This was passed on to me by a good friend, and I found the analogy so compelling that I decided to share it:
Heidi is the proprietor of a bar in Detroit . She realizes that virtually all of her customers are unemployed alcoholics and, as such, can no longer afford to patronize her bar. To solve this problem, she comes up with new marketing plan that allows her customers to drink now, but pay later.
She keeps track of the drinks consumed on a ledger (thereby granting the customers loans). Word gets around about Heidi's "drink now, pay later" marketing strategy and, as a result, increasing numbers of customers flood into Heidi's bar. Soon she has the largest sales volume for any bar in Detroit. By providing her customers' freedom from immediate payment demands, Heidi gets no resistance when, at regular intervals, she substantially increases her prices for wine and beer, the most consumed beverages.
Consequently, Heidi's gross sales volume increases massively.
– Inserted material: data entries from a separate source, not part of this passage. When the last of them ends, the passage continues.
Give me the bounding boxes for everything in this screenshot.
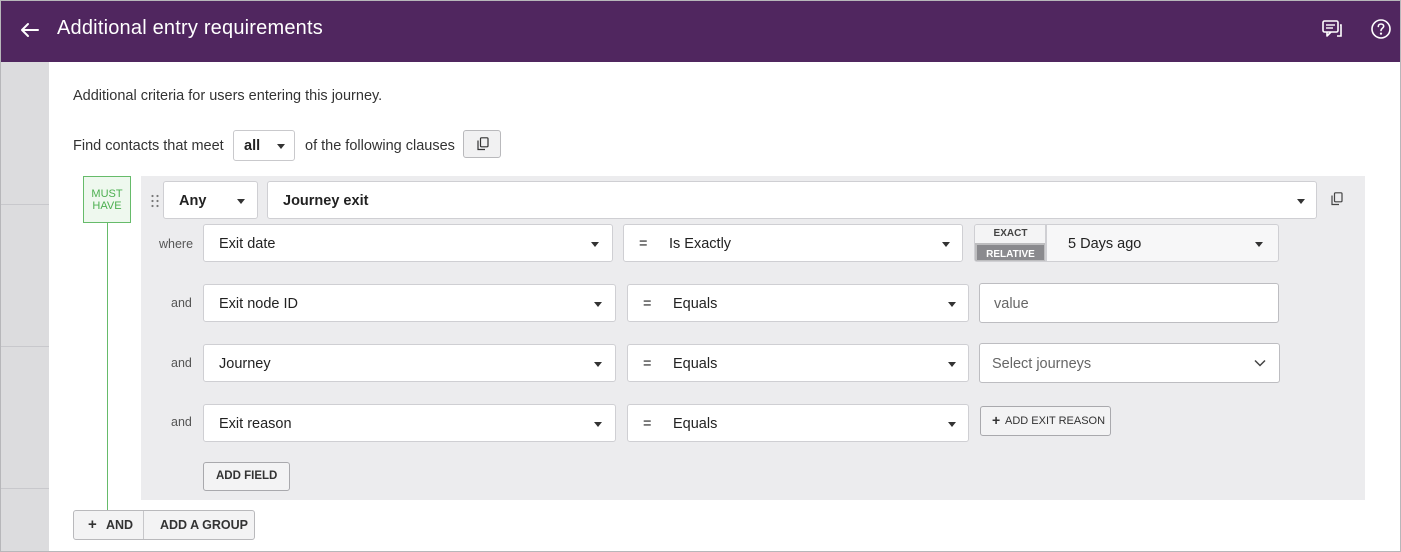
relative-date-select[interactable]: 5 Days ago bbox=[1046, 224, 1279, 262]
panel-description: Additional criteria for users entering t… bbox=[73, 88, 383, 104]
add-and-button[interactable]: + AND bbox=[74, 511, 144, 539]
copy-icon bbox=[477, 137, 489, 151]
caret-down-icon bbox=[942, 242, 950, 247]
quantifier-value: Any bbox=[179, 193, 207, 209]
must-have-badge: MUST HAVE bbox=[83, 176, 131, 223]
operator-select[interactable]: = Equals bbox=[627, 404, 969, 442]
chevron-down-icon bbox=[1254, 359, 1266, 367]
match-type-value: all bbox=[244, 138, 261, 154]
caret-down-icon bbox=[948, 302, 956, 307]
left-background-strip bbox=[1, 62, 49, 551]
event-value: Journey exit bbox=[283, 193, 369, 209]
condition-connector: and bbox=[171, 356, 192, 370]
journeys-multiselect[interactable]: Select journeys bbox=[979, 343, 1280, 383]
plus-icon: + bbox=[992, 412, 1001, 428]
caret-down-icon bbox=[591, 242, 599, 247]
event-select[interactable]: Journey exit bbox=[267, 181, 1317, 219]
drag-handle-icon[interactable] bbox=[150, 194, 160, 208]
copy-group-icon[interactable] bbox=[1331, 192, 1343, 206]
copy-clauses-button[interactable] bbox=[463, 130, 501, 158]
field-select-exit-date[interactable]: Exit date bbox=[203, 224, 613, 262]
caret-down-icon bbox=[1255, 242, 1263, 247]
caret-down-icon bbox=[948, 362, 956, 367]
caret-down-icon bbox=[237, 199, 245, 204]
caret-down-icon bbox=[594, 302, 602, 307]
match-type-select[interactable]: all bbox=[233, 130, 295, 161]
condition-group: Any Journey exit where Exit date = Is Ex… bbox=[141, 176, 1365, 500]
operator-select[interactable]: = Is Exactly bbox=[623, 224, 963, 262]
back-arrow-icon[interactable] bbox=[17, 17, 43, 43]
caret-down-icon bbox=[277, 144, 285, 149]
caret-down-icon bbox=[1297, 199, 1305, 204]
condition-connector: and bbox=[171, 415, 192, 429]
plus-icon: + bbox=[88, 516, 97, 533]
field-select-journey[interactable]: Journey bbox=[203, 344, 616, 382]
header-bar: Additional entry requirements bbox=[1, 1, 1400, 62]
date-mode-toggle: EXACT RELATIVE bbox=[974, 224, 1046, 262]
quantifier-select[interactable]: Any bbox=[163, 181, 258, 219]
find-suffix-label: of the following clauses bbox=[305, 138, 455, 154]
date-mode-exact[interactable]: EXACT bbox=[975, 225, 1045, 243]
value-input[interactable]: value bbox=[979, 283, 1279, 323]
field-select-exit-reason[interactable]: Exit reason bbox=[203, 404, 616, 442]
operator-select[interactable]: = Equals bbox=[627, 284, 969, 322]
chat-feedback-icon[interactable] bbox=[1321, 18, 1343, 40]
condition-connector: and bbox=[171, 296, 192, 310]
caret-down-icon bbox=[594, 422, 602, 427]
find-prefix-label: Find contacts that meet bbox=[73, 138, 224, 154]
operator-select[interactable]: = Equals bbox=[627, 344, 969, 382]
add-group-button[interactable]: ADD A GROUP bbox=[145, 511, 255, 539]
condition-connector: where bbox=[159, 237, 194, 251]
add-exit-reason-button[interactable]: + ADD EXIT REASON bbox=[980, 406, 1111, 436]
app-window: Additional entry requirements Additional… bbox=[0, 0, 1401, 552]
help-icon[interactable] bbox=[1370, 18, 1392, 40]
page-title: Additional entry requirements bbox=[57, 17, 323, 39]
add-field-button[interactable]: ADD FIELD bbox=[203, 462, 290, 491]
requirements-panel: Additional criteria for users entering t… bbox=[49, 62, 1400, 551]
caret-down-icon bbox=[948, 422, 956, 427]
caret-down-icon bbox=[594, 362, 602, 367]
group-connector-line bbox=[107, 223, 108, 512]
field-select-exit-node-id[interactable]: Exit node ID bbox=[203, 284, 616, 322]
date-mode-relative[interactable]: RELATIVE bbox=[975, 243, 1045, 261]
group-actions-bar: + AND ADD A GROUP bbox=[73, 510, 255, 540]
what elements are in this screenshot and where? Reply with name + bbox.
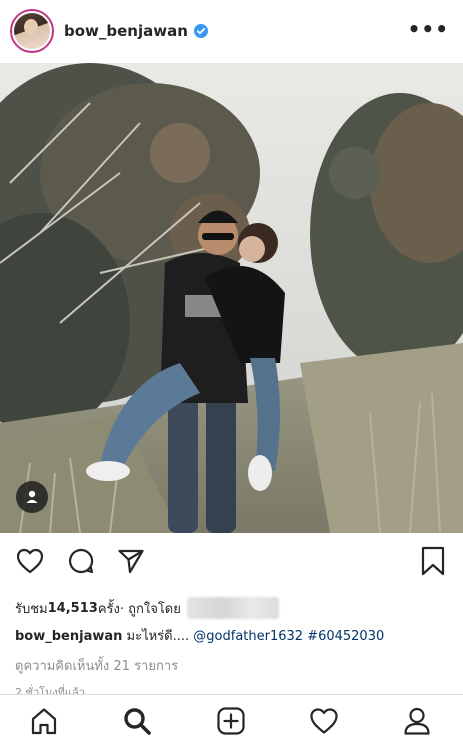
search-icon[interactable] (121, 705, 153, 737)
caption-hashtag[interactable]: #60452030 (303, 629, 384, 644)
user-tag-icon[interactable] (16, 481, 48, 513)
send-paper-plane-icon[interactable] (116, 546, 146, 576)
action-bar (0, 540, 463, 584)
username[interactable]: bow_benjawan (64, 22, 188, 40)
views-count[interactable]: 14,513 (48, 601, 98, 616)
bottom-tab-bar (0, 694, 463, 746)
caption-text: มะไหร่ดี.... (122, 629, 194, 644)
views-prefix: รับชม (15, 601, 48, 617)
caption-username[interactable]: bow_benjawan (15, 629, 122, 644)
post-photo[interactable] (0, 63, 463, 533)
caption-mention[interactable]: @godfather1632 (193, 629, 303, 644)
avatar[interactable] (10, 9, 54, 53)
activity-heart-icon[interactable] (308, 705, 340, 737)
post-caption: bow_benjawan มะไหร่ดี.... @godfather1632… (15, 625, 384, 646)
bookmark-icon[interactable] (418, 546, 448, 576)
blurred-liker-name (186, 597, 279, 619)
views-and-likes: รับชม 14,513 ครั้ง · ถูกใจโดย (15, 597, 279, 619)
view-all-comments-link[interactable]: ดูความคิดเห็นทั้ง 21 รายการ (15, 655, 178, 676)
liked-by-label: · ถูกใจโดย (119, 601, 181, 617)
heart-icon[interactable] (15, 546, 45, 576)
home-icon[interactable] (28, 705, 60, 737)
profile-icon[interactable] (401, 705, 433, 737)
avatar-image (14, 13, 50, 49)
more-dots-icon[interactable]: ••• (408, 19, 449, 39)
post-header: bow_benjawan ••• (0, 0, 463, 62)
comment-bubble-icon[interactable] (66, 546, 96, 576)
verified-badge-icon (193, 24, 208, 38)
views-suffix: ครั้ง (97, 601, 120, 617)
add-post-icon[interactable] (215, 705, 247, 737)
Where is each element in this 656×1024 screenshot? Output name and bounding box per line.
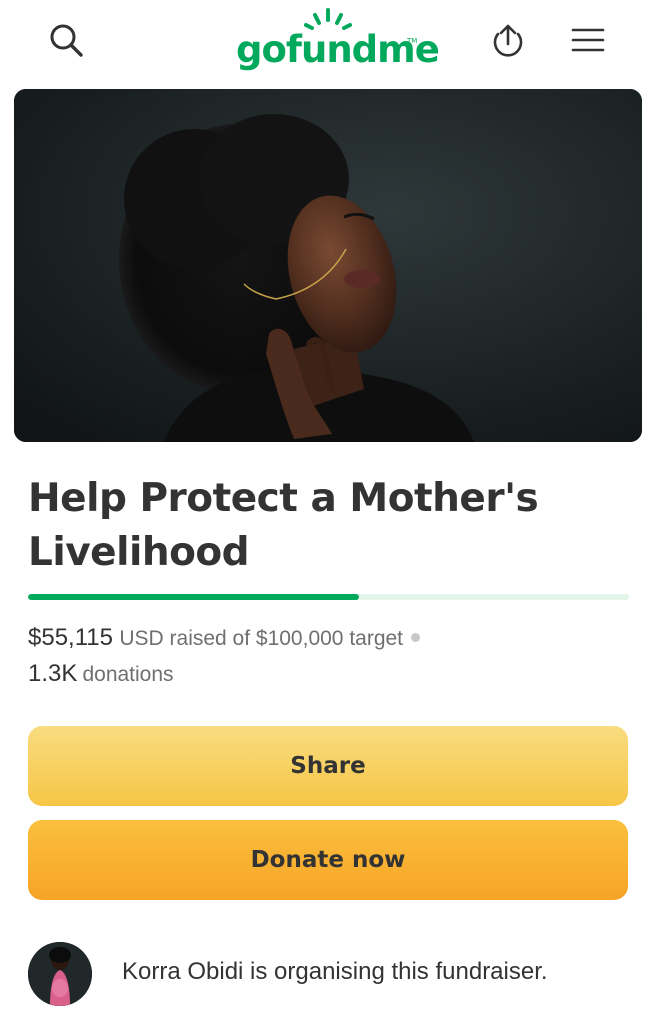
- donations-line[interactable]: 1.3K donations: [28, 660, 174, 688]
- campaign-title: Help Protect a Mother's Livelihood: [28, 476, 539, 575]
- menu-icon[interactable]: [566, 18, 610, 62]
- raised-target-text: USD raised of $100,000 target: [119, 627, 404, 650]
- organiser-avatar[interactable]: [28, 942, 92, 1006]
- funding-progress-bar: [28, 594, 629, 600]
- share-button[interactable]: Share: [28, 726, 628, 806]
- donate-now-button[interactable]: Donate now: [28, 820, 628, 900]
- logo-wordmark: gofundme: [236, 28, 440, 71]
- organiser-text: Korra Obidi is organising this fundraise…: [122, 958, 548, 985]
- separator-dot-icon: [411, 633, 421, 642]
- amount-raised: $55,115: [28, 624, 113, 651]
- upload-icon[interactable]: [486, 18, 530, 62]
- top-header: gofundme TM: [0, 0, 656, 88]
- logo-trademark: TM: [407, 37, 418, 45]
- campaign-hero-image[interactable]: [14, 89, 642, 442]
- donations-label: donations: [82, 663, 174, 686]
- organiser-info: Korra Obidi is organising this fundraise…: [28, 940, 628, 1006]
- funding-progress-fill: [28, 594, 359, 600]
- search-icon[interactable]: [44, 18, 88, 62]
- donation-count: 1.3K: [28, 660, 78, 687]
- gofundme-logo[interactable]: gofundme TM: [236, 8, 440, 76]
- amount-raised-line: $55,115 USD raised of $100,000 target: [28, 624, 421, 653]
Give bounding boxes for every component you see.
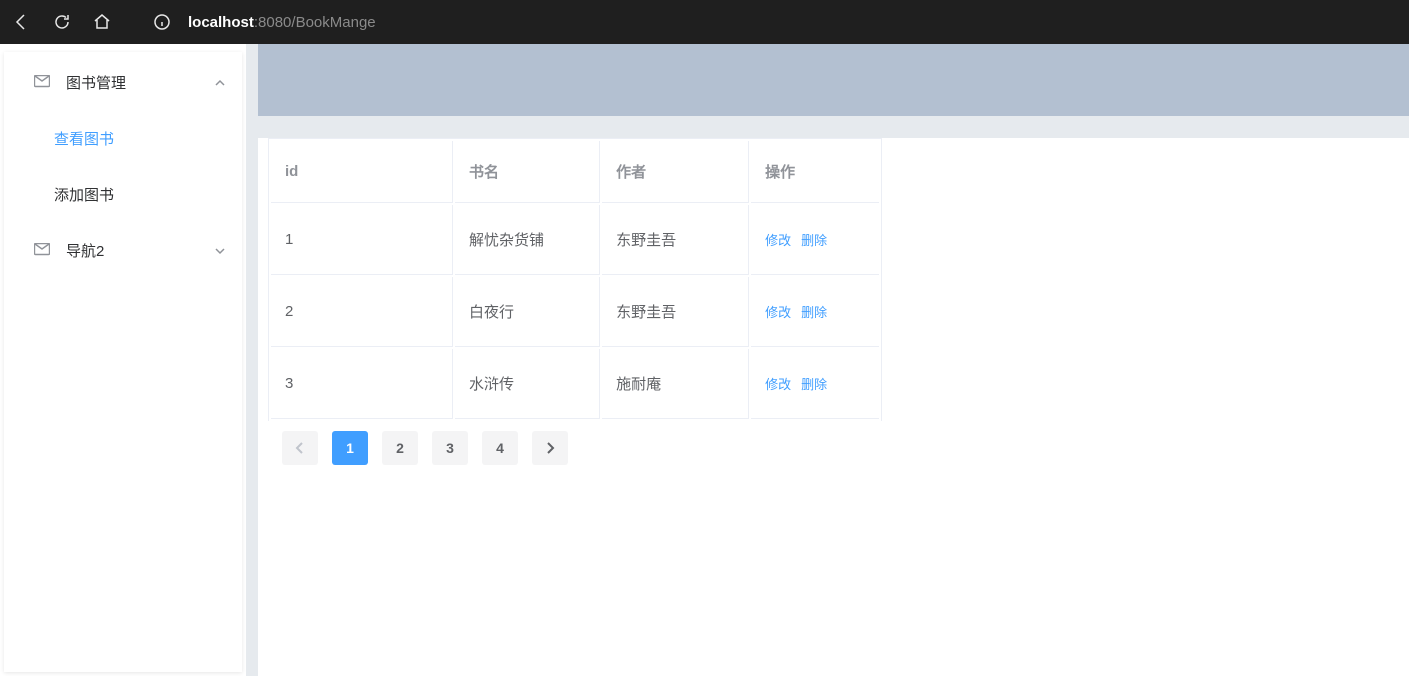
menu-group-nav2[interactable]: 导航2 xyxy=(0,222,246,278)
cell-action: 修改删除 xyxy=(751,205,879,275)
menu-group-books[interactable]: 图书管理 xyxy=(0,54,246,110)
mail-icon xyxy=(34,75,50,89)
sidebar-item-view-books[interactable]: 查看图书 xyxy=(0,110,246,166)
browser-toolbar: localhost:8080/BookMange xyxy=(0,0,1409,44)
sidebar-item-label: 查看图书 xyxy=(54,128,114,149)
mail-icon xyxy=(34,243,50,257)
main-content: id 书名 作者 操作 1解忧杂货铺东野圭吾修改删除2白夜行东野圭吾修改删除3水… xyxy=(246,44,1409,676)
sidebar-item-label: 添加图书 xyxy=(54,184,114,205)
cell-name: 解忧杂货铺 xyxy=(455,205,600,275)
cell-author: 施耐庵 xyxy=(602,349,749,419)
cell-id: 3 xyxy=(271,349,453,419)
table-row: 2白夜行东野圭吾修改删除 xyxy=(271,277,879,347)
cell-author: 东野圭吾 xyxy=(602,277,749,347)
info-icon[interactable] xyxy=(152,12,172,32)
page-prev-button[interactable] xyxy=(282,431,318,465)
cell-action: 修改删除 xyxy=(751,349,879,419)
th-id: id xyxy=(271,141,453,203)
header-bar xyxy=(246,44,1409,116)
page-next-button[interactable] xyxy=(532,431,568,465)
edit-link[interactable]: 修改 xyxy=(765,377,791,392)
delete-link[interactable]: 删除 xyxy=(801,305,827,320)
page-number-button[interactable]: 2 xyxy=(382,431,418,465)
delete-link[interactable]: 删除 xyxy=(801,233,827,248)
pagination: 1234 xyxy=(268,421,1385,485)
delete-link[interactable]: 删除 xyxy=(801,377,827,392)
menu-group-label: 导航2 xyxy=(66,240,104,261)
table-row: 1解忧杂货铺东野圭吾修改删除 xyxy=(271,205,879,275)
url-host: localhost xyxy=(188,14,254,31)
page-number-button[interactable]: 3 xyxy=(432,431,468,465)
th-action: 操作 xyxy=(751,141,879,203)
page-number-button[interactable]: 1 xyxy=(332,431,368,465)
refresh-icon[interactable] xyxy=(52,12,72,32)
edit-link[interactable]: 修改 xyxy=(765,305,791,320)
th-name: 书名 xyxy=(455,141,600,203)
cell-id: 1 xyxy=(271,205,453,275)
home-icon[interactable] xyxy=(92,12,112,32)
sidebar: 图书管理 查看图书 添加图书 导航2 xyxy=(0,44,246,676)
page-number-button[interactable]: 4 xyxy=(482,431,518,465)
url-port: :8080 xyxy=(254,14,292,31)
sidebar-item-add-book[interactable]: 添加图书 xyxy=(0,166,246,222)
books-table: id 书名 作者 操作 1解忧杂货铺东野圭吾修改删除2白夜行东野圭吾修改删除3水… xyxy=(268,138,882,421)
cell-author: 东野圭吾 xyxy=(602,205,749,275)
th-author: 作者 xyxy=(602,141,749,203)
edit-link[interactable]: 修改 xyxy=(765,233,791,248)
back-icon[interactable] xyxy=(12,12,32,32)
url-path: /BookMange xyxy=(291,14,375,31)
table-row: 3水浒传施耐庵修改删除 xyxy=(271,349,879,419)
chevron-down-icon xyxy=(214,244,226,256)
menu-group-label: 图书管理 xyxy=(66,72,126,93)
chevron-up-icon xyxy=(214,76,226,88)
cell-name: 水浒传 xyxy=(455,349,600,419)
address-bar[interactable]: localhost:8080/BookMange xyxy=(188,14,376,31)
cell-action: 修改删除 xyxy=(751,277,879,347)
cell-id: 2 xyxy=(271,277,453,347)
cell-name: 白夜行 xyxy=(455,277,600,347)
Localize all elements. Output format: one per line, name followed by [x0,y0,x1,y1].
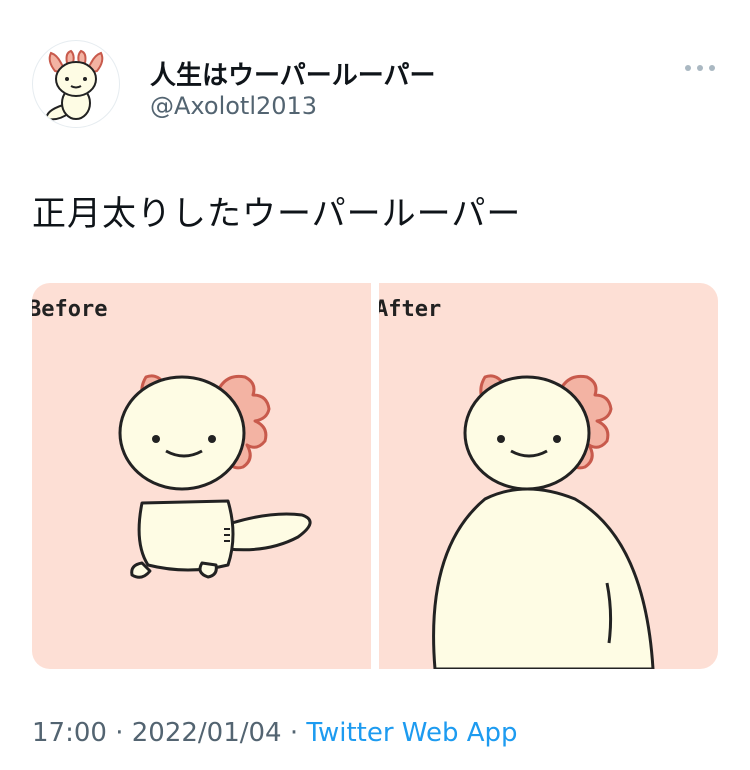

A young and dynamic vice-president at the local bank recognizes that these customer debts constitute valuable future assets and increases Heidi's borrowing limit. He sees no reason for any undue concern, since he has the debts of the unemployed alcoholics as collateral.
At the bank's corporate headquarters, expert traders proceed to transform these customer loans into DRINKBONDS, ALKIBONDS and PUKEBONDS. These securities are then bundled and traded on international securities markets. Naive investors don't really understand that the securities being sold to them as AAA secured bonds are really the debts of unemployed alcoholics. But underwriting insurers have guaranteed them and so they must be as good as gold, having been rated “AAA”.
The bond prices continuously climb, and the securities soon become the hottest-selling items for some of the nation's leading brokerage houses. One day, even though the bond prices are still rising, a risk manager at the original local bank decides that the time has come to demand payment on the debts incurred by the drinkers at Heidi's bar. He so informs Heidi.
Heidi then demands payment from her alcoholic patrons, but being unemployed alcoholics they cannot pay back their drinking debts. Since Heidi cannot fulfill her loan obligations, she is forced into bankruptcy. The bar closes and the eleven employees lose their jobs.
Overnight, DRINKBONDS, ALKIBONDS and PUKEBONDS drop in price by 90%. The collapsed bond asset value destroys the bank's liquidity and prevents it from issuing new loans, thus freezing credit and economic activity in the community.
The suppliers of Heidi's bar had granted her generous payment extensions and had invested their firms' pension funds in the various BOND securities. They find they are now faced with having to write off her bad debt and with losing over 90% of the presumed value of the bonds.
Her wine supplier also claims bankruptcy, closing the doors on a family business that had endured for three generations, her beer supplier is taken over by a competitor, who immediately closes the local plant and lays off 150 workers.
Fortunately though, the bank, the brokerage houses and their respective executives are saved and bailed out by a multi-billion dollar no-strings attached cash infusion from the Government. The funds required for this bailout are obtained by new taxes levied on employed, middle-class, non-drinkers.
Now, do you understand? There is no such thing as a free drink, or a free lunch. Look at the European Union, pumping in $1 Trillion of fiat printed Euros in order to save Greece, and understand that the United States isn’t that far behind.
In 2009, the FDIC closed 140 banks – a rate of 11.66 banks per month. As of the end of May 2010, the FDIC has already closed 74 more banks – an increase to a 14.8 bank closure per month rate. And that, friends, is not some analogy. It’s FACT.
Are there too many Heidi’s Bars – or just too many really dumb bankers? Or perhaps – the Government is simply run by a cadre of unemployed alcoholics?